The one drawback is that this mess is pretty pricey, for sure. But Ulta has it on a buy one, get one half off sale right now (even the travel-sized version for ten baby bills), so that softens the blow (heh) just a tad.

Best Super-Dope Body Oil
shea moisture argan oil & raw shea body oil, $9.99
Body oil is the shit, man. It takes 3 seconds to slather on your body, really brings the moisture, and has a sexual Cleopatra-esque feel to it. Shea Moisture Argan Oil & Raw Shea Body Oil is my ride-or-die favorite. I was stuck on coconut oil for a hot minute, but I feel like this concoction is even more moisturizing. It soaks right into your skin like woah, and leaves it feeling like straight butter.

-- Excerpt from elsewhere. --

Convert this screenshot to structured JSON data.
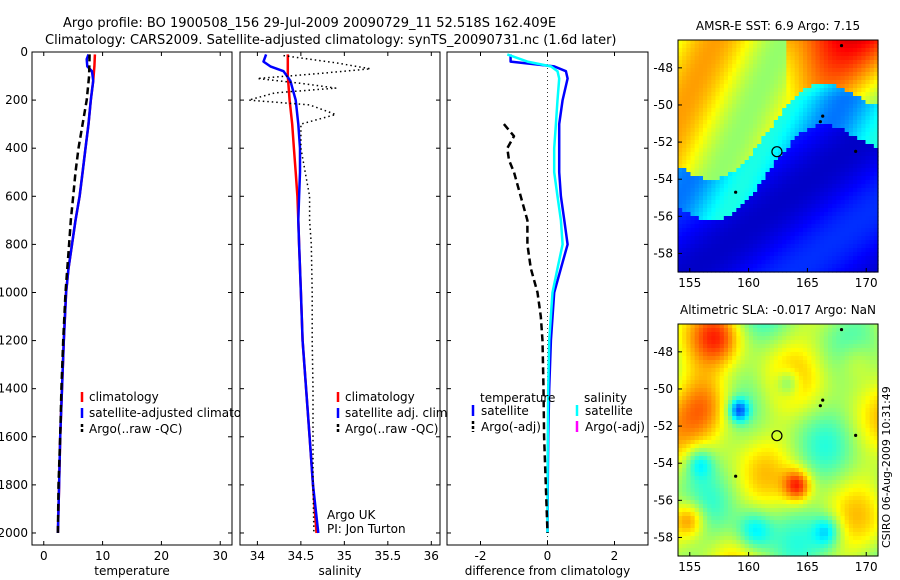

The smell is not anything to get excited about, but it's also doesn't make you want to get stabby. You can tolerate it for the oily goodness.

Get on the body oil train, yo. You won't regret that decision, unlike the short-lived stirrup pants revival of '08. That was beyond regretful. And, yes, I totally wore them. Again.


 I'm going to lotion away the memories.